DANIEL HOLZINGER: Vier bis sechs Prozent der Schüler leiden an einer Leserechtschreibstörung, das heißt ausgeprägten Schwierigkeiten beim Erlernen der Schriftsprache. Buben sind deutlich häufiger betroffen als Mädchen. Die Legasthenie hat vorwiegend genetische Ursachen.

Wie kann sich Legasthenie im späteren Leben auswirken?
Es kann leider nicht davon ausgegangen werden, dass sich eine Legasthenie von selbst auswächst, auch wenn sich die Merkmale über die Jahre verändern. Das Lesen ist für den Wissenserwerb besonders wichtig, zudem kommt es aufgrund von oft beharrlichen Rechtschreibfehlern und entsprechend negativen Beurteilungen trotz Bemühens der Schüler oft zu globalem Schulversagen, einer vorzeitigen Beendigung der Schullaufbahn und schulischen Abschlüssen weit unter dem eigentlichen Begabungspotential. Daher ist auch die Arbeitslosigkeit bei Menschen mit Legasthenie erhöht.

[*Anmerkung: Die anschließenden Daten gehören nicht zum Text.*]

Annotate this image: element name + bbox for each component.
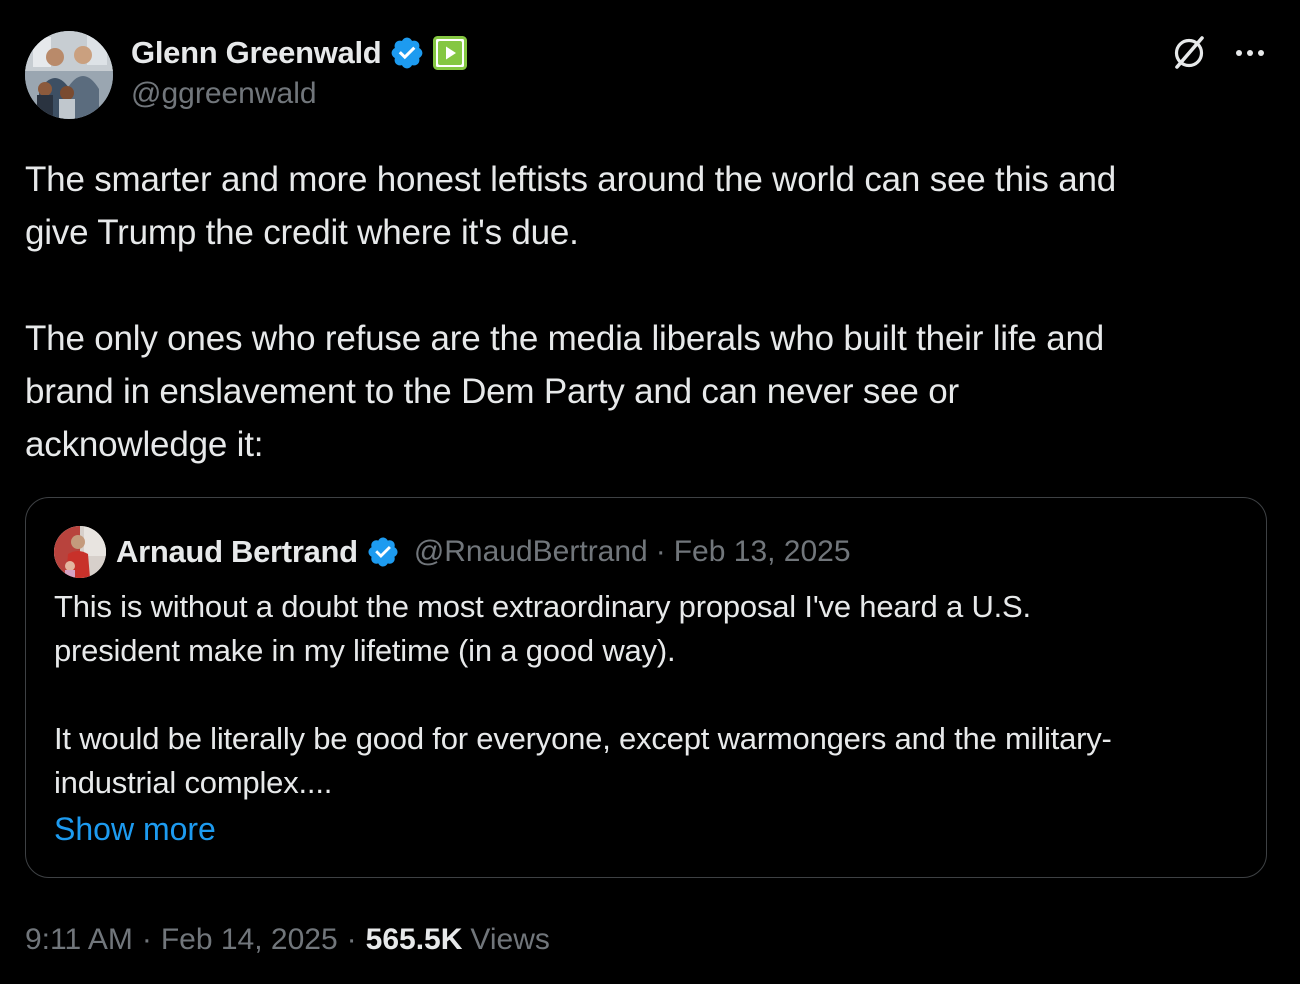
author-display-name[interactable]: Glenn Greenwald: [131, 35, 382, 71]
quoted-tweet-date[interactable]: Feb 13, 2025: [674, 535, 851, 569]
quoted-tweet-card[interactable]: Arnaud Bertrand @RnaudBertrand · Feb 13,…: [25, 497, 1267, 878]
separator-dot: ·: [141, 923, 152, 956]
quoted-tweet-text: This is without a doubt the most extraor…: [54, 585, 1244, 805]
quoted-text-line: industrial complex....: [54, 765, 333, 800]
tweet-text-line: The only ones who refuse are the media l…: [25, 319, 1104, 358]
quoted-text-line: president make in my lifetime (in a good…: [54, 633, 676, 668]
tweet-time[interactable]: 9:11 AM: [25, 923, 133, 957]
tweet-text-line: give Trump the credit where it's due.: [25, 213, 579, 252]
author-name-row: Glenn Greenwald: [131, 33, 468, 73]
quoted-text-line: It would be literally be good for everyo…: [54, 721, 1112, 756]
verified-badge-icon[interactable]: [389, 35, 425, 71]
views-count: 565.5K: [365, 923, 463, 956]
verified-badge-icon[interactable]: [366, 535, 400, 569]
show-more-link[interactable]: Show more: [54, 807, 216, 851]
tweet-text: The smarter and more honest leftists aro…: [25, 153, 1275, 471]
quoted-author-handle[interactable]: @RnaudBertrand: [414, 535, 648, 569]
author-avatar[interactable]: [25, 31, 113, 119]
more-options-icon[interactable]: [1230, 38, 1270, 68]
rumble-icon[interactable]: [433, 36, 468, 70]
quoted-author-display-name[interactable]: Arnaud Bertrand: [116, 534, 358, 570]
separator-dot: ·: [655, 535, 666, 568]
separator-dot: ·: [346, 923, 357, 956]
tweet: Glenn Greenwald @ggreenwald The smarter …: [0, 0, 1300, 984]
grok-icon[interactable]: [1168, 32, 1210, 74]
tweet-text-line: brand in enslavement to the Dem Party an…: [25, 372, 959, 411]
quoted-tweet-header: Arnaud Bertrand @RnaudBertrand · Feb 13,…: [116, 532, 851, 572]
quoted-author-avatar[interactable]: [54, 526, 106, 578]
tweet-text-line: The smarter and more honest leftists aro…: [25, 160, 1117, 199]
tweet-date[interactable]: Feb 14, 2025: [161, 923, 338, 957]
author-handle[interactable]: @ggreenwald: [131, 77, 317, 111]
views-label: Views: [470, 923, 550, 956]
quoted-text-line: This is without a doubt the most extraor…: [54, 589, 1031, 624]
tweet-metadata: 9:11 AM · Feb 14, 2025 · 565.5K Views: [25, 918, 550, 962]
tweet-text-line: acknowledge it:: [25, 425, 264, 464]
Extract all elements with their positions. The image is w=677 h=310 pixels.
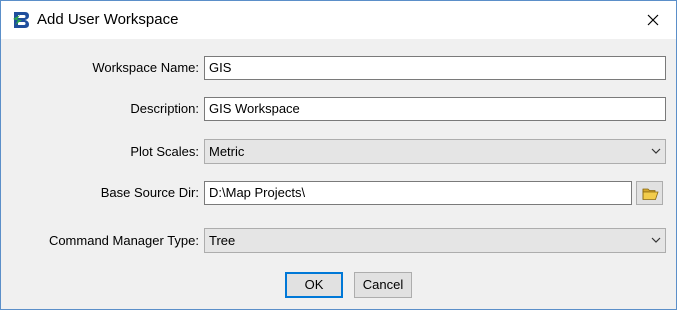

Wirkt sich Legasthenie auch auf die Psyche aus?
Ein beträchtlicher Teil der betroffenen Kinder fällt in der Schule durch Verhaltensprobleme wie Aggression oder störendes Herumkaspern in der Klasse auf. Andererseits gilt es, emotionale Probleme wie Traurigkeit oder Angst vor der schule und Bauch- oder Kopfschmerzen vor Deutsch-Schularbeiten ernstzunehmen.

Wie erkennen Eltern, dass ihr Kind Legastheniker ist?
Zu Beginn der ersten Klasse fallen legasthene Kinder zumeist dadurch auf, dass sie bereits Schwierigkeiten beim Erlernen der Buchstaben, das heißt der Zuordnung von Buchstaben zu Lauten, haben. Beim lauten Lesen bereitet das flüssige Zusammenlauten von Buchstaben zum Wortganzen Mühe. Hierbei sollte darauf geachtet werden, Kinder neue Wörter aus bereits erlernten Buchstaben lesen zu lassen, zum Beispiel Lina, Ali, Mia etc., da sich viele von ihnen Schriftwortbilder ganzheitlich durchaus gut merken können und so fälschlicherweise der Anschein korrekten Lesens entstehen kann. Auch das lauttreue Schreiben nach der Strategie „Schreibe was du hörst!“ ist deutlich erschwert. Häufig kommt es zu Auslassungen von Lauten oder auch zur Vertauschungen in der Reihenfolge, zum Beispiel "Bif" oder "Birf" anstelle von "Brief". Ein Zergliedern gehörter Wörter in die Einzellaute fällt ihnen schwer – beim Wort „alt“ hört man etwa A-L-T. Später fallen legasthene Kinder insbesondere durch deutlich verlangsamtes und somit mühsames Lesen und nicht in erster Linie durch Lesefehler auf. Beim Rechtschreiben kommt es zu vielen Verstößen gegen die Rechtschreibregeln des Deutschen, zum Beispiel "Bilt" für "Bild", "Schbua" für "Spur" oder "Foraum" für "Vorraum".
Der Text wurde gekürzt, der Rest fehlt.